Aiden shook his head. “Made.”
“What’s the traditional version?”
“A lot more layers and more embroidery. The dragon is part of the actual cloth, but traditionally, it would be threaded in. The Chinese symbol is the only thing embroidered.”
“Is it your last name?”
“Yeah—Hui.”
“Do your last names have meaning?”
“All Chinese names are made up of a collection of words, so short answer, yes.”
“What does it mean?”
“Cinder.”
Brendan looked down at Aiden’s clothes once more. “Is that why it’s a silvery blue?”
“I think so. I never asked.” They swayed closer to the crowd, and Aiden didn’t even know how far they moved from the back until he looked around at the collection of different clothes swirling around them. A grin reached his face. “You like it?”
Brendan nodded. His blue eyes traveled over him. Gazing at his dark hair. Passing every inch of his skin. Admiring his nose, mouth, and his eyebrows. Despite the bodies enveloping them in a room that shrunk with every second, Aiden found that he was alone with Brendan in a piece of their private world. His heart swelled, and he waited for Brendan to speak.
“I…” Brendan lowered his eyes. Aiden strained to hear the mumble, but suddenly, Brendan’s shoulders straightened. Aiden clutched him tighter, slightly jumping when Brendan looked straight into his eyes. “I think you’re the most beautiful person in the world right now.”
The song around them changed, and dreamy love shifted to drunken chaos. Students clapped, danced, and jumped into the air, waving their arms wildly.
They continued to sway.

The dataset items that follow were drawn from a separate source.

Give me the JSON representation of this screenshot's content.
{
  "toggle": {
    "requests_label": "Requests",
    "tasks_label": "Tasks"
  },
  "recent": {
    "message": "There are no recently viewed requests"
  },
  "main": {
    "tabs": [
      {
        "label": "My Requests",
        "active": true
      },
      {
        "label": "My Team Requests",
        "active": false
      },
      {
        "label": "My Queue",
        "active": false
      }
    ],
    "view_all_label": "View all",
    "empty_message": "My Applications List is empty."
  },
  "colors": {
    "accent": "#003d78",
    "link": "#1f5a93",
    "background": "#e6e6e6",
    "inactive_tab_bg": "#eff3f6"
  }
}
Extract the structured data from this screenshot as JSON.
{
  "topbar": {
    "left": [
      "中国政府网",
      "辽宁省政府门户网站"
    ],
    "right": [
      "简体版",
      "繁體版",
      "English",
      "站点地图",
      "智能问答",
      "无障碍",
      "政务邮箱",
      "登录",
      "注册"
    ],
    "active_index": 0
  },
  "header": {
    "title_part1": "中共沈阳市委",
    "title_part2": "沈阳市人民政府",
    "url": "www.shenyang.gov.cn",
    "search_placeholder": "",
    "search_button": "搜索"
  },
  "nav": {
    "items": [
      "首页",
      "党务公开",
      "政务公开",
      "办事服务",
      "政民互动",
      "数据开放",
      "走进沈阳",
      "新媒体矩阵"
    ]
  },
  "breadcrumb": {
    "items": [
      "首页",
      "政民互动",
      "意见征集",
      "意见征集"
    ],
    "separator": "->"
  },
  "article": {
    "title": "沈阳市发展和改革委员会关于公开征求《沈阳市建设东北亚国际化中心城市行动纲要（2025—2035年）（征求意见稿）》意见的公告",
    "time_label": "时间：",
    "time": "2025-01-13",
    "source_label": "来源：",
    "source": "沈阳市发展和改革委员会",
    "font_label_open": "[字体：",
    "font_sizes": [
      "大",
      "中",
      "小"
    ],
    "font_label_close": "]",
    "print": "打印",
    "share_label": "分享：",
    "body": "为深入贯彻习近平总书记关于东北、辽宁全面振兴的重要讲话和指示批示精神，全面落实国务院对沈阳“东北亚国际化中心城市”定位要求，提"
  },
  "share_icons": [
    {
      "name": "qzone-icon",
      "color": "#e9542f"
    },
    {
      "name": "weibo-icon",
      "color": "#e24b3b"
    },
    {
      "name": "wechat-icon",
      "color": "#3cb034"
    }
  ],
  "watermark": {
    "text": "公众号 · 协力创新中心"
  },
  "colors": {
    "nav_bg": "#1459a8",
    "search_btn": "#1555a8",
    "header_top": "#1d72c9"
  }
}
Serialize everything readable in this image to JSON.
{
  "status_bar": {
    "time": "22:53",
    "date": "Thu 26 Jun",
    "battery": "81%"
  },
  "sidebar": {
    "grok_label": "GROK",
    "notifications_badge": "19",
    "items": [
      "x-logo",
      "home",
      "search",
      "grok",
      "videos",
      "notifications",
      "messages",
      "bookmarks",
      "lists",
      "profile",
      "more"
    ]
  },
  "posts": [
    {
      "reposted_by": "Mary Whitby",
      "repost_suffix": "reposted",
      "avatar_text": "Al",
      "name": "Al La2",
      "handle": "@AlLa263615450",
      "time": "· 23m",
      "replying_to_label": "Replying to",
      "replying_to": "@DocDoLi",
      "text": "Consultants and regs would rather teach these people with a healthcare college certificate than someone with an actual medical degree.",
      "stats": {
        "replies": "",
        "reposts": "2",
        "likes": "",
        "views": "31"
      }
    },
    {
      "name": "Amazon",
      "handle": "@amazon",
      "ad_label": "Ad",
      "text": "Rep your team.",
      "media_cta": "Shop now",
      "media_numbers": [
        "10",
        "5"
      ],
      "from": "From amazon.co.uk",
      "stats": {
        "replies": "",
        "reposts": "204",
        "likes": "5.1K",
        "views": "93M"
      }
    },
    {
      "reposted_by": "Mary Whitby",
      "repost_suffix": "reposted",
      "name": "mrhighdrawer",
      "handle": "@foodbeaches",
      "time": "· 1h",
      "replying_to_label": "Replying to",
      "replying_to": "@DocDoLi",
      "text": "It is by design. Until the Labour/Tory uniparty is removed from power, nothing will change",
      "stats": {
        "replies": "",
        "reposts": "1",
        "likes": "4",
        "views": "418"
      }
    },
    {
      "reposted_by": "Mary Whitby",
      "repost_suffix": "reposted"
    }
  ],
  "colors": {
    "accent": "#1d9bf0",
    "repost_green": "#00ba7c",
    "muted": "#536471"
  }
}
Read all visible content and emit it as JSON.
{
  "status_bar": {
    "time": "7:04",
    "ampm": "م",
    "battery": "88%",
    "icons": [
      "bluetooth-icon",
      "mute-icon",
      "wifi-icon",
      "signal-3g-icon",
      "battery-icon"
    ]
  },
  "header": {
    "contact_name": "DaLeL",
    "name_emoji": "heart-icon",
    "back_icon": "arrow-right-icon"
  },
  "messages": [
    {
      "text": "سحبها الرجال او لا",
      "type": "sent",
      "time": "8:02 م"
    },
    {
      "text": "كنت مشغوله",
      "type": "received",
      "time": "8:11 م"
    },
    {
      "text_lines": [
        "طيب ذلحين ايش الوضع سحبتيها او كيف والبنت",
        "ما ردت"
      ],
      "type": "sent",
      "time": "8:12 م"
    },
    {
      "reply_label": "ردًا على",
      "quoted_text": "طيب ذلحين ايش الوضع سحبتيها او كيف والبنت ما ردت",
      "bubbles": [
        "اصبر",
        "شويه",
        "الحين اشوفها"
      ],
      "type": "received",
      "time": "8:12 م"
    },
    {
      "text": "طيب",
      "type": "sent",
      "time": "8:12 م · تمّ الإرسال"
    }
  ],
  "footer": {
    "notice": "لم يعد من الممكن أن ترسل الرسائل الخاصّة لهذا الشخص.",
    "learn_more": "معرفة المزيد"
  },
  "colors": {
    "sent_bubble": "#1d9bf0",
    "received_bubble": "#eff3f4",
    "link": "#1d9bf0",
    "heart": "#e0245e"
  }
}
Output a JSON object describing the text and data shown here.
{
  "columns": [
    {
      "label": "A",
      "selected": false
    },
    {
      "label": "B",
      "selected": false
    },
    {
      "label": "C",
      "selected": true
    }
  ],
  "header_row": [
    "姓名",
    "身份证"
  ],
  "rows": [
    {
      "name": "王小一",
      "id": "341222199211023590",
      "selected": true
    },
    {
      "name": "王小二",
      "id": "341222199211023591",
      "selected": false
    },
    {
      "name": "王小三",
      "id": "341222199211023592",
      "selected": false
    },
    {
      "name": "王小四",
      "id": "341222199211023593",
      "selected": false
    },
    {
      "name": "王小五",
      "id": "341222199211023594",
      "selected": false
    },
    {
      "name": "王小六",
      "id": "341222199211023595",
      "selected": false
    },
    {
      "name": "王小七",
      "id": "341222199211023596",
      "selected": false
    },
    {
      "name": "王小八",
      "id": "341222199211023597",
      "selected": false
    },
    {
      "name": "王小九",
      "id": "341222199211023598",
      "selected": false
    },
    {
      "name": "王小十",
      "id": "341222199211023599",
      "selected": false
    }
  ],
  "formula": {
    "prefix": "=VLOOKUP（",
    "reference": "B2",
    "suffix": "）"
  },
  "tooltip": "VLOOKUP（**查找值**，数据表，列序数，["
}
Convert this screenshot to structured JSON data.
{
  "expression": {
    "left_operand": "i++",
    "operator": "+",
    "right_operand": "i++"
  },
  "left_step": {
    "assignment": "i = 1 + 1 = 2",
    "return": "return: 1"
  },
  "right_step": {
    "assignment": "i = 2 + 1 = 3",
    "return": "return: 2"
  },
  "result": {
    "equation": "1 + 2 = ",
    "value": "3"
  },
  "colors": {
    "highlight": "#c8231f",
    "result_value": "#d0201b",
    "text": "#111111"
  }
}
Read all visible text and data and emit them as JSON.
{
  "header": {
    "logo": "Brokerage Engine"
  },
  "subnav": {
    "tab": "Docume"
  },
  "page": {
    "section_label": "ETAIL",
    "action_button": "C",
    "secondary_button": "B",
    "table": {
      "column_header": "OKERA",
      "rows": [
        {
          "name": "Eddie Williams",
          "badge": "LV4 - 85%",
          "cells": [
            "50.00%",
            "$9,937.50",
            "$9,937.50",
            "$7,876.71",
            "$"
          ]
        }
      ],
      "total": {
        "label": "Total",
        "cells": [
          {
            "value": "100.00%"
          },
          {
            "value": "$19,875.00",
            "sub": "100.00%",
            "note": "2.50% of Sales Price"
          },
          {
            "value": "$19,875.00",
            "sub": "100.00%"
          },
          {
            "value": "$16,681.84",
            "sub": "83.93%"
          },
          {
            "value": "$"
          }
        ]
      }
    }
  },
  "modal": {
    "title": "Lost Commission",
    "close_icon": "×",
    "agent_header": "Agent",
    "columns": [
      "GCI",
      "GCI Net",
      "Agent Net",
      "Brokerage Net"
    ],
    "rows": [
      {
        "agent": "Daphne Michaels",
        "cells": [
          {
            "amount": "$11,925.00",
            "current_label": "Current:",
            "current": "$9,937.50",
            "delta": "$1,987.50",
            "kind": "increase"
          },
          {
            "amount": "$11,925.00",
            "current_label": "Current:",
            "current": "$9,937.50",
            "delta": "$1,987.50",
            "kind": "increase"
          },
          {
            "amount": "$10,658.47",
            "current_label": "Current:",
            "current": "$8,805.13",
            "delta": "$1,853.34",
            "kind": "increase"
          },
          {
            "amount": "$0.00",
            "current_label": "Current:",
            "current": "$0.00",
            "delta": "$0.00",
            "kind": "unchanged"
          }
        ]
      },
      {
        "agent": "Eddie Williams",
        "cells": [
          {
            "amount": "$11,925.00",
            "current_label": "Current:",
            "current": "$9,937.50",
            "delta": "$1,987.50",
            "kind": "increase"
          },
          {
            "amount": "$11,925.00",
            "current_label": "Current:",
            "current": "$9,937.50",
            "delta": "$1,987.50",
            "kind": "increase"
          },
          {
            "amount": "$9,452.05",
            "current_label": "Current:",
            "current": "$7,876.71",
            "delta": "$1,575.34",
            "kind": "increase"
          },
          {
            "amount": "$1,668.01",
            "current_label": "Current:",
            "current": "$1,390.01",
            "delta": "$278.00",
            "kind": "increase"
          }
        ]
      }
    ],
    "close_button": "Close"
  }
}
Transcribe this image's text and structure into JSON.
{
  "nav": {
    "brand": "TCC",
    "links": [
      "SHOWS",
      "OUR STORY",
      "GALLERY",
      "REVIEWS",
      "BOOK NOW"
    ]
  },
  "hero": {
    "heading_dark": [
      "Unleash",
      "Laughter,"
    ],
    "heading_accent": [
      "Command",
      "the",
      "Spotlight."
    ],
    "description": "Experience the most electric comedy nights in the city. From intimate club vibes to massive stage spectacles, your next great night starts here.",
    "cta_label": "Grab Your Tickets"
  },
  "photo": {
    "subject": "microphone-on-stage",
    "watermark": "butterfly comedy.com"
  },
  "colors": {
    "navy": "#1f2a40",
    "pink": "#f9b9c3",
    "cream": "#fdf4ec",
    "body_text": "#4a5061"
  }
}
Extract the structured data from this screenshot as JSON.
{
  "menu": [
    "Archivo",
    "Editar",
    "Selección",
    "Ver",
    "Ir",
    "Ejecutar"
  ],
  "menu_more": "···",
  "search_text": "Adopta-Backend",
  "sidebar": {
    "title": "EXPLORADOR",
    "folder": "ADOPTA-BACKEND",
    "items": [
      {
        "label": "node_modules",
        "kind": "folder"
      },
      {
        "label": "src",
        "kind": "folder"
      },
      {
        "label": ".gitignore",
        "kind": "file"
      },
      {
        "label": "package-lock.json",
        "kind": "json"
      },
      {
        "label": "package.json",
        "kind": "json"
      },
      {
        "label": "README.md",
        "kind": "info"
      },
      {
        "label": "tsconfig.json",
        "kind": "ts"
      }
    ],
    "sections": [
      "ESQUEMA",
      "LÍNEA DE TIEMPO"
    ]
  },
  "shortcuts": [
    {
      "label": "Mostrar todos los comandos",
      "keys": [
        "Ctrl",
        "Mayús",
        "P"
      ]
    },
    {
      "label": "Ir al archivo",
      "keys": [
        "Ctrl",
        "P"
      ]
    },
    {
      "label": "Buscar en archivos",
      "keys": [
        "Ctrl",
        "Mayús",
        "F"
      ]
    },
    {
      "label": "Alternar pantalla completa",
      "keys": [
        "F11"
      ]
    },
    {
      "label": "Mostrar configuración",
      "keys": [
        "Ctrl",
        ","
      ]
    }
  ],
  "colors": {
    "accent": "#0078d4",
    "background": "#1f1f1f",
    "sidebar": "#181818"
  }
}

Brendan’s breaths fell against his ear. Brendan’s fingers pressed more against his body.
I like him so much, Aiden realized.
“Can I kiss you?” Brendan asked.
Aiden’s eyes widened. A blush crept across his face, and he looked away with burning red ears. He nodded.
Brendan’s thumb brushed against his cheek. Turning, Aiden leaned forward, shocked at his own actions.
Their lips met while the music pounded against the walls. People sang louder in incoherent lyrics, and the alcohol flowed faster. The dancing lights of the disco balls blinded anyone with their eyes open, but Aiden’s eyes were closed. They kissed and kissed some more. His heart soared, his hands tightened, and in that moment, he felt a happiness he never expected to feel.
Despite the utter chaos of the room, in those moments with Brendan, he discovered a world of true peace.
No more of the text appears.